What this all means to you is that the Camaro muffler is handicapped in its' internal layout by the need to have one of the tailpipes exiting the same end as the inlet - you can't get as many 'passes' as you'd like to inside that muffler. An aftermarket muffler maker is going to be faced with the same problems, and probably won't have either the sophisticated tools nor the inclination to spend a lot of time solving those problems. He *might* reduce the backpressure by simply giving you a large mostly-empty can, but my guess is it'll sound pretty awful. I recall working on a Camaro, and it was difficult for us to come up with any major improvement over the production system, which we considered to be unsatisfactory in its' overall performance. The Camaro seemed to be designed without any regard for an exhaust system - except for that huge catalyst hump under the passenger's feet!

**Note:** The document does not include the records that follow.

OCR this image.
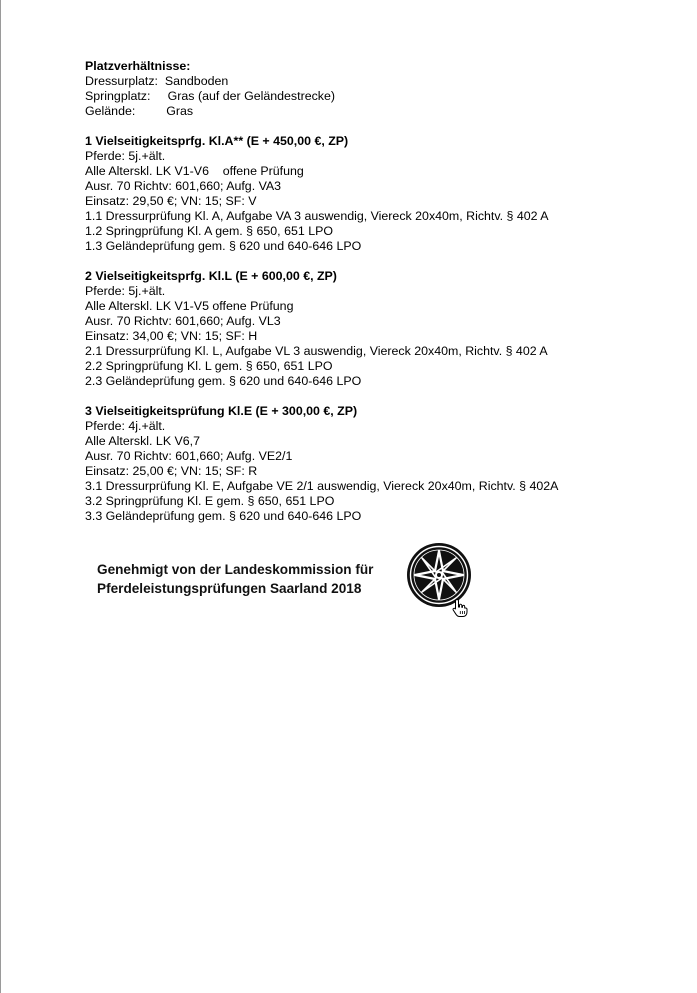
Platzverhältnisse:
Dressurplatz:  Sandboden
Springplatz:     Gras (auf der Geländestrecke)
Gelände:         Gras
1 Vielseitigkeitsprfg. Kl.A** (E + 450,00 €, ZP)
Pferde: 5j.+ält.
Alle Alterskl. LK V1-V6    offene Prüfung
Ausr. 70 Richtv: 601,660; Aufg. VA3
Einsatz: 29,50 €; VN: 15; SF: V
1.1 Dressurprüfung Kl. A, Aufgabe VA 3 auswendig, Viereck 20x40m, Richtv. § 402 A
1.2 Springprüfung Kl. A gem. § 650, 651 LPO
1.3 Geländeprüfung gem. § 620 und 640-646 LPO
2 Vielseitigkeitsprfg. Kl.L (E + 600,00 €, ZP)
Pferde: 5j.+ält.
Alle Alterskl. LK V1-V5 offene Prüfung
Ausr. 70 Richtv: 601,660; Aufg. VL3
Einsatz: 34,00 €; VN: 15; SF: H
2.1 Dressurprüfung Kl. L, Aufgabe VL 3 auswendig, Viereck 20x40m, Richtv. § 402 A
2.2 Springprüfung Kl. L gem. § 650, 651 LPO
2.3 Geländeprüfung gem. § 620 und 640-646 LPO
3 Vielseitigkeitsprüfung Kl.E (E + 300,00 €, ZP)
Pferde: 4j.+ält.
Alle Alterskl. LK V6,7
Ausr. 70 Richtv: 601,660; Aufg. VE2/1
Einsatz: 25,00 €; VN: 15; SF: R
3.1 Dressurprüfung Kl. E, Aufgabe VE 2/1 auswendig, Viereck 20x40m, Richtv. § 402A
3.2 Springprüfung Kl. E gem. § 650, 651 LPO
3.3 Geländeprüfung gem. § 620 und 640-646 LPO
Genehmigt von der Landeskommission für
Pferdeleistungsprüfungen Saarland 2018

If they could be fit into the car. a pair of well-designed low-restriction mufflers would work better - sound better and have lower restriction. My guess is the Flowmaster 3-chamber design would be OK, 3 chambers being better than two. The only Walker mufflers I've used were a pair of Dynomax (same as Ultraflow, except not stainless steel) jobs on a Mustang GT (don't ask!). That car then sounded more like a 15-year-old truck than a sports car; it certainly rumbled, but it would set off car alarms as you cruised through a parking lot! That's not to say they would sound the same on your car, of course, but they are VERY 'open.'
As far as muffler location goes, you don't want the muffler ALL the way at the rear of the car (like a Corvette!) since you'd like to a) have a little acoustic pressure to work with in the attempt at cancellation; and b) since you want to 'break-up' the long pipes in the system into shorter ones of unequal lengths to avoid the (organ-pipe type) pipe resonances that plague, oh, the Corvette, for example! The only advantage, backpressure wise, to locating the muffler further toward the rear of the car is that the exhaust gases passing through it are at a lower temperature, and therefore have a lower flow rate, since they have a greater density. Flow resistance effects are dependent on volumetric flow, not mass flow - i.e., they depend on cubic feet/minute, not on pounds/minute - so lower temperature gases passing over a sharp edge or through an orifice will have a lesser pressure drop than high-temperature gases. This, BTW, is a great argument for NOT wrapping your headers with insulation, unless they're getting so hot they set stuff on fire under the hood!
Let's see now: 'H'-pipe diameter: How about putting in a larger-diameter 'H' in the location shown in your photo, maybe 2" or even larger, but with a flange connection in the middle? Would there be room for that? Then make several stainless steel restrictor plates or shims (.030"?) to go in the flange joint. If a straight-through 2" was too large, you could put in, say, a 1.75" restrictor, or smaller. Worst case, you could go all the way down to 1", or you could go back up to full size for a run down the strip. I'm going to try to attach a sketch,don't know if it'll work.
Remember to design the joint with the shim in place, and to always run with one, even if it's the same as pipe size.
With regard to backpressure, like anything else an 'H'-pipe would only make an improvement at WOT - that's the only time you have any significant amount of backpressure, because that's when the exhaust flow is up, and the exhaust gas temperature is up.
And speaking of 'H'-pipes, if you were to go to dual mufflers, I'd strongly recommend devising a way to have an 'H'-pipe in that system, too.
Have I missed anything? If so, try me again.